Kalamkari is not just restricted to the sarees, the technique involved in the same is also used in making wall paintings, hand towels, bed covers, dress materials, and much more. The patterns and designs that are incorporated in Kalamkari are vibrant and bright which makes this art stand out from the rest that is found in India. In the earlier times, the patterns on the Kalamkari sarees where inspired from the Chittrakatis of the region who used to roam from one village to other for the purpose of storytelling which were often in the religious context. The weavers of that time got inspired from these stories and started depicting them to Kalamkari which lead to the origin of this particular design. On the whole, the Kalamkari style is incomparable in its own way and makes uses of unique techniques and weaving style that is found nowhere else. As the designs are handprinted, it takes months to bring out a single saree in the completed form which is ready to wear. Machlipatnam and Srikalahasti are the two main styles of the Kalamkari which are found in India where the former one uses a series of hand-block printing techniques and the latter one uses free hand drawing and is less complicated.

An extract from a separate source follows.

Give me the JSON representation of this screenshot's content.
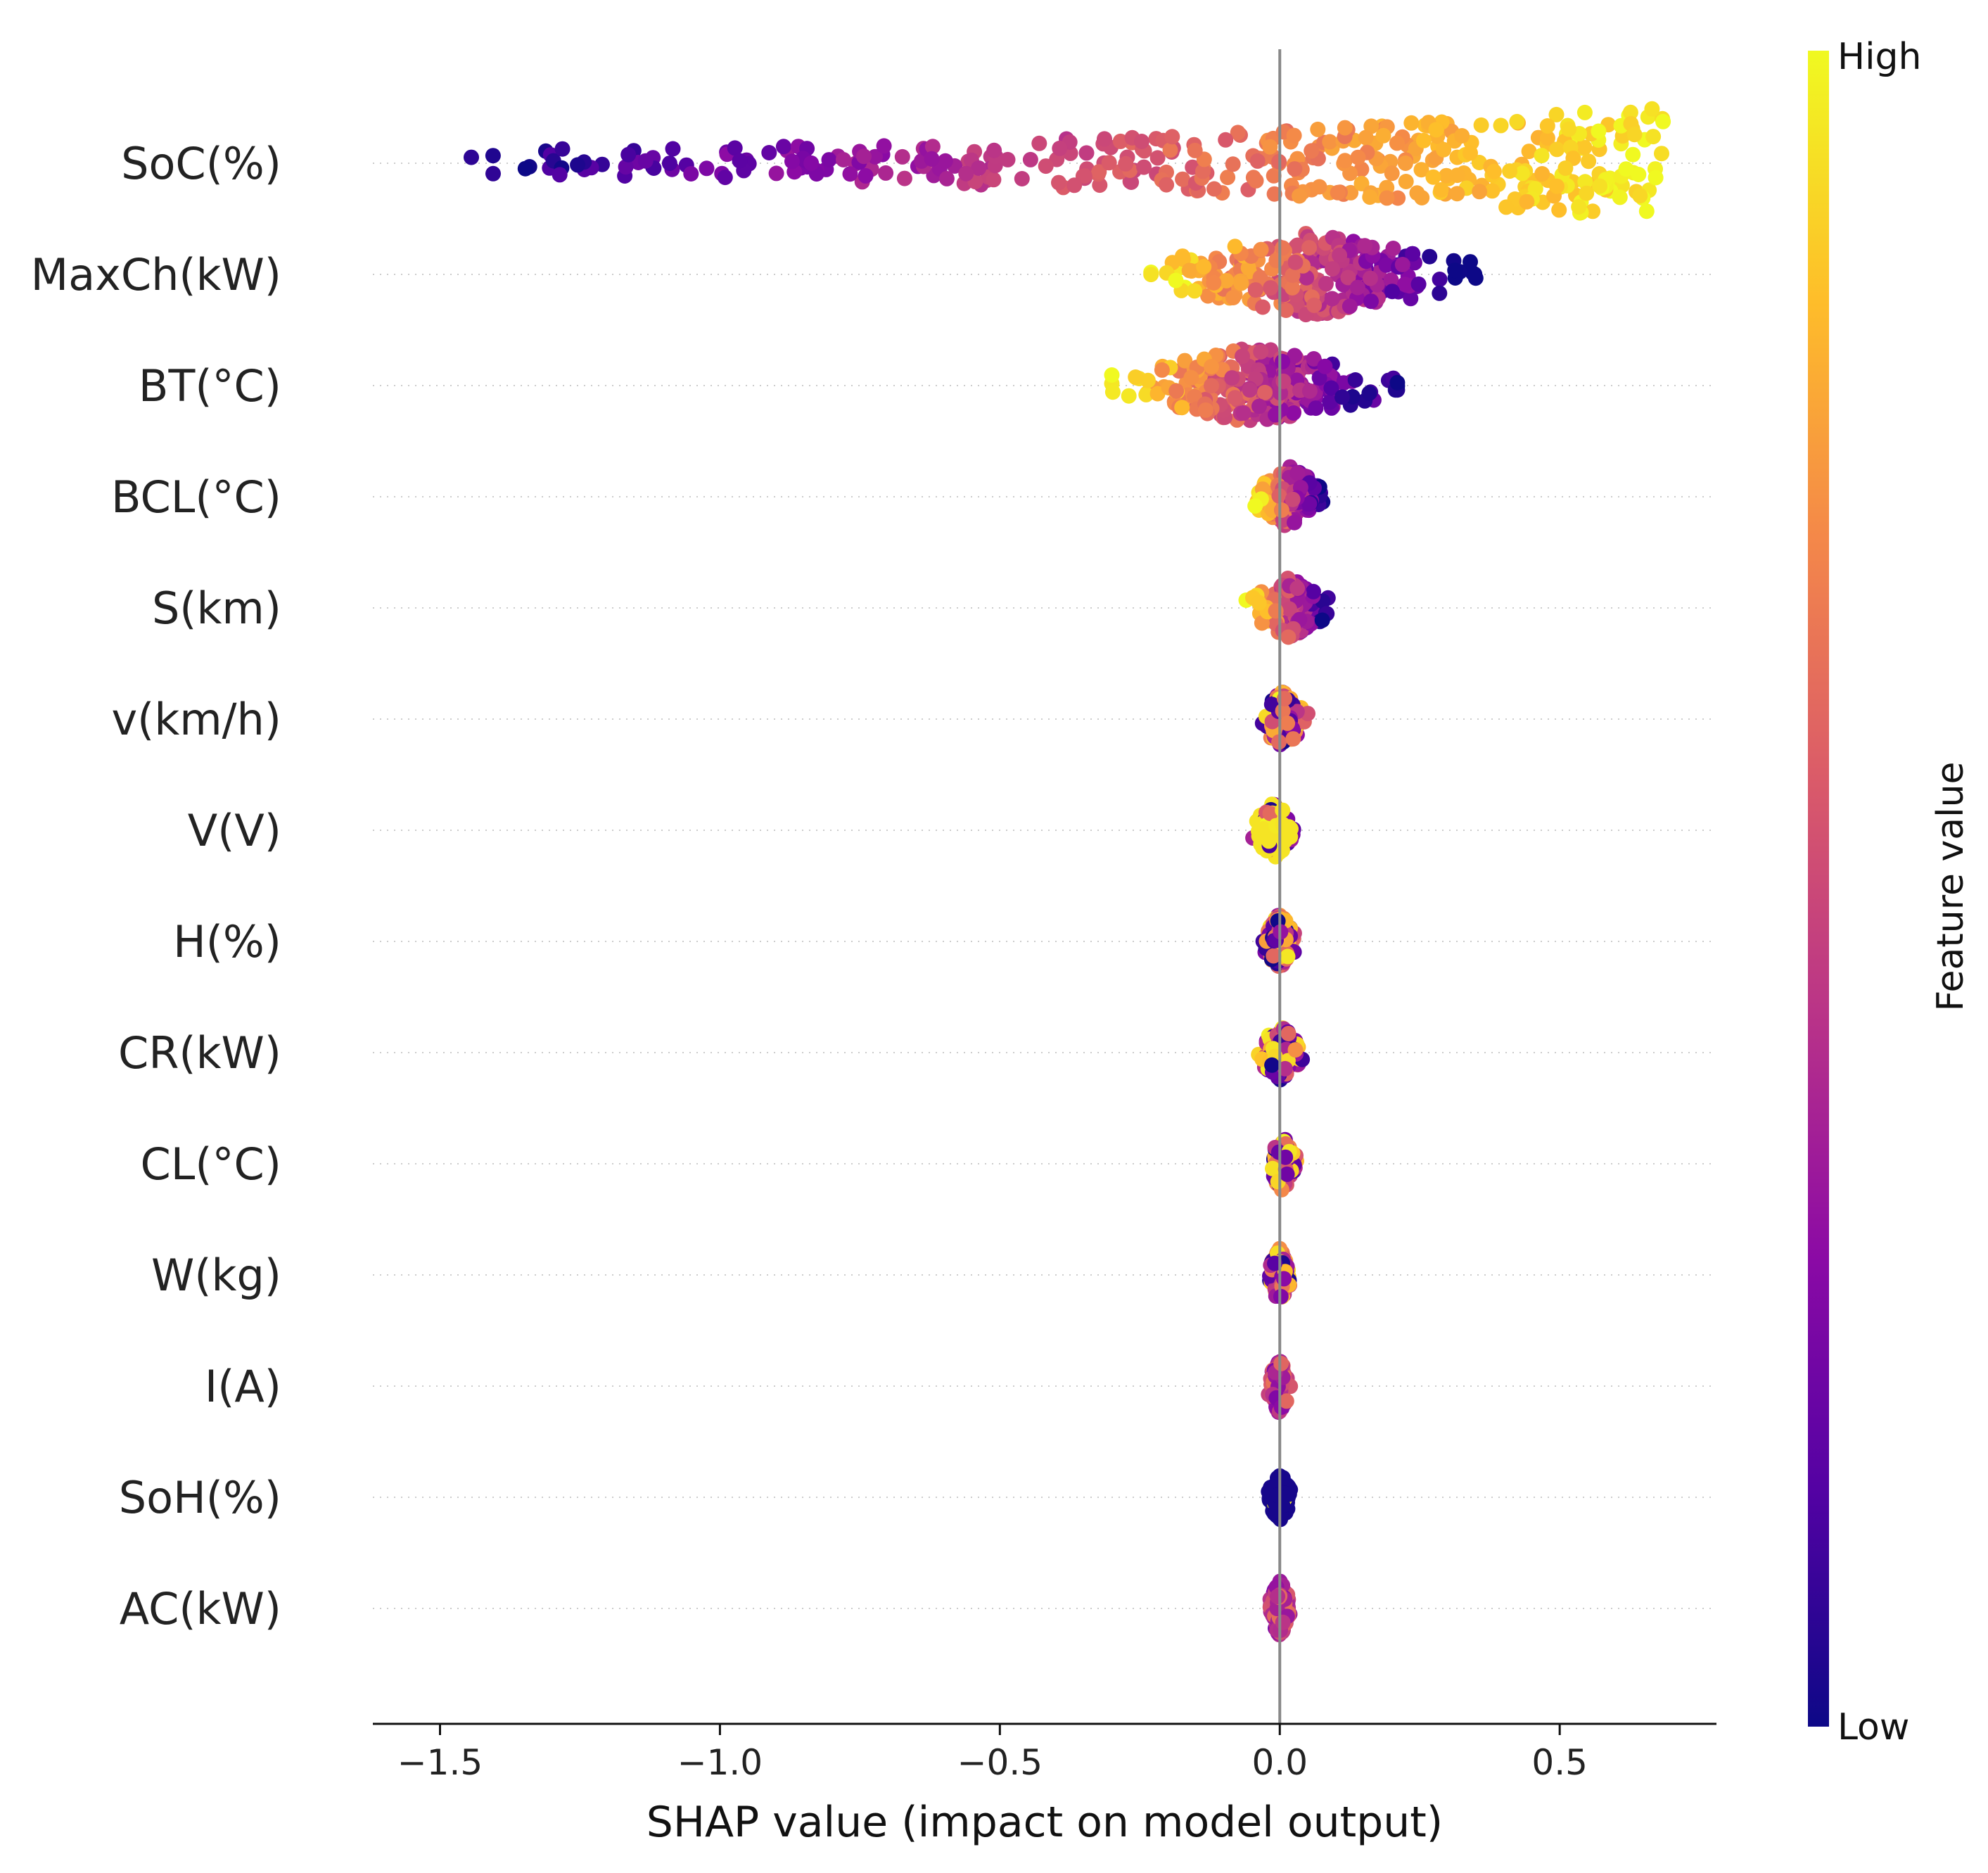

When we talk about the color pattern in particular, the sarees follow specific patterns and themes. Women figures are made in yellow, gods in blue, whereas demons in red and green. A red background is often used while making the kalamkari painting or saree. Another pattern that you find in the Kalamkari saree is the Karrupur style which uses gold embellishment on the borders and was primarily used by the royal families of that era. There are at least twenty three steps which are involved in the Kalamkari which start from bleaching, softening, sun drying, hand painting to air drying and washing the fabric.
Even though Kalamkari has an elaborate history, it somehow became rare in the between as the process of making them was too tedious and there were only few craftsmen left who could replicate this style perfectly. Moreover, industrialisation and the advent of machine handloom left to the decline of this art. But with subsequent efforts by the textile industry of India and promotion of this particular style and design, the ancient art of Kalamkari has been revived and the artisans who are trained in this are hired for bringing back the style especially through sarees and dress materials.
After reading elaborately about the Kalamkari design, you must surely be lured into buying them. Just like any other saree designs that are found in India, Kalamkari too holds a special significance and is unique in its own way. It is always better that you have a collection of the varieties of sarees that are found in India so that you can wear them interchangeably on different occasions.